Una profonda relazione con Dio
La ricorrenza del secondo centenario della dipartita di Canori Mora permette di soffermarsi su una figura di sposa e madre di grande attualità nel momento presente. "Non sono pochi infatti coloro che presentano la odierna e diffusa problematica di una esistenza segnata dalla esteriorità, cioè dal successo, dall’immagine, dal riconoscimento. Un qualcosa che porta con sé, non essere capaci di sentimenti profondi, ma soltanto emozioni immediate e superficiali. Ma noi siamo creati per Dio e questa situazione non può che suscitare malessere nella persona che sente nostalgia di una spiritualità che li manca", sottolinea il postulatore della causa di canonizzazione, padre Javier Carnerero.

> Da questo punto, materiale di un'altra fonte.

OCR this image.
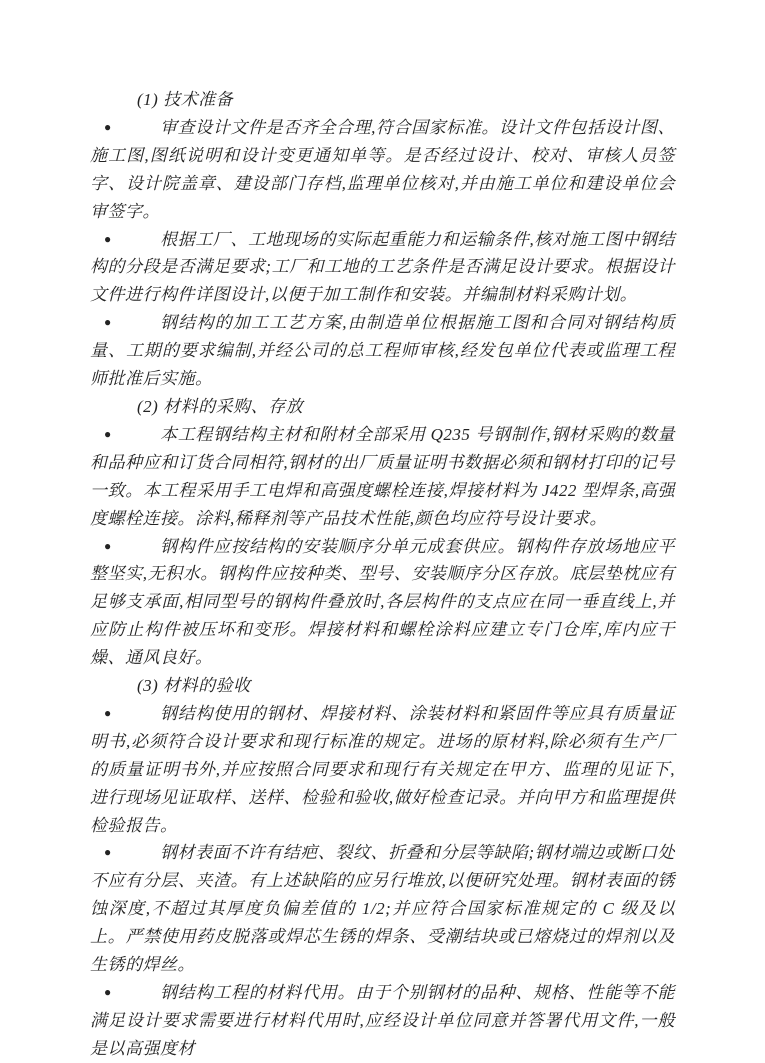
(1) 技术准备

●	审查设计文件是否齐全合理,符合国家标准。设计文件包括设计图、施工图,图纸说明和设计变更通知单等。是否经过设计、校对、审核人员签字、设计院盖章、建设部门存档,监理单位核对,并由施工单位和建设单位会审签字。

●	根据工厂、工地现场的实际起重能力和运输条件,核对施工图中钢结构的分段是否满足要求;工厂和工地的工艺条件是否满足设计要求。根据设计文件进行构件详图设计,以便于加工制作和安装。并编制材料采购计划。

●	钢结构的加工工艺方案,由制造单位根据施工图和合同对钢结构质量、工期的要求编制,并经公司的总工程师审核,经发包单位代表或监理工程师批准后实施。

(2) 材料的采购、存放

●	本工程钢结构主材和附材全部采用 Q235 号钢制作,钢材采购的数量和品种应和订货合同相符,钢材的出厂质量证明书数据必须和钢材打印的记号一致。本工程采用手工电焊和高强度螺栓连接,焊接材料为 J422 型焊条,高强度螺栓连接。涂料,稀释剂等产品技术性能,颜色均应符号设计要求。

●	钢构件应按结构的安装顺序分单元成套供应。钢构件存放场地应平整坚实,无积水。钢构件应按种类、型号、安装顺序分区存放。底层垫枕应有足够支承面,相同型号的钢构件叠放时,各层构件的支点应在同一垂直线上,并应防止构件被压坏和变形。焊接材料和螺栓涂料应建立专门仓库,库内应干燥、通风良好。

(3) 材料的验收

●	钢结构使用的钢材、焊接材料、涂装材料和紧固件等应具有质量证明书,必须符合设计要求和现行标准的规定。进场的原材料,除必须有生产厂的质量证明书外,并应按照合同要求和现行有关规定在甲方、监理的见证下,进行现场见证取样、送样、检验和验收,做好检查记录。并向甲方和监理提供检验报告。

●	钢材表面不许有结疤、裂纹、折叠和分层等缺陷;钢材端边或断口处不应有分层、夹渣。有上述缺陷的应另行堆放,以便研究处理。钢材表面的锈蚀深度,不超过其厚度负偏差值的 1/2;并应符合国家标准规定的 C 级及以上。严禁使用药皮脱落或焊芯生锈的焊条、受潮结块或已熔烧过的焊剂以及生锈的焊丝。

●	钢结构工程的材料代用。由于个别钢材的品种、规格、性能等不能满足设计要求需要进行材料代用时,应经设计单位同意并答署代用文件,一般是以高强度材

"La figura della Beata Elisabetta - aggiunge - mostra una profonda relazione con Dio Trinità, che permea tutta la sua esistenza. Nei suoi scritti mistici, troviamo una donna di assidua preghiera, di introspezione, che è capace guardare la realtà della propria vita e gli eventi sociali che le circondano con occhi molto diversi ai nostri, con occhi puntati al cielo. In compenso, Gesù la conduce attraverso delle grazie mistiche nella comprensione della sua storia e di quella dell’umanità in un piano spirituale che la trascende".
Una lezione di vita
"Il fatto di gustare già in terra l’intimità divina che speriamo godere in cielo, consente alla beata di percepire nella sua preghiera le scene evangeliche, come realmente attuate i lei, come quando sente di poggiare il suo capo nel petto del Signore, nel cenacolo. Assiste alla morte dei coetanei, non dal distacco proprio di chi qui vede la morte come una perdita, ma dal susseguente itinerario dell’anima verso la patria celeste, in vista al suo fine eterno", prosegue il postulatore. "Allo stesso modo, gli avvenimenti storici della Chiesa e della società, sono vissuti non come note di cronaca ma come una vera e propria battaglia per implementazione del regno di Cristo in questa terra. Tutto questo ci presenta una lezione di vita, che ci sprona a fuggire da questa tentazione di superficialità e immediatezza che oggi ci circonda. Ci chiede di cercare questa visione divinizzata che ci dà la possibilità di vivere con una speranza nuova tutte le situazioni buone o cattive dell’esistenza, perché come ripete Papa Francesco, la speranza non è ottimismo, ha un nome: Gesù. E anche noi posiamo trare di questo esempio una lezione per le nostre realtà".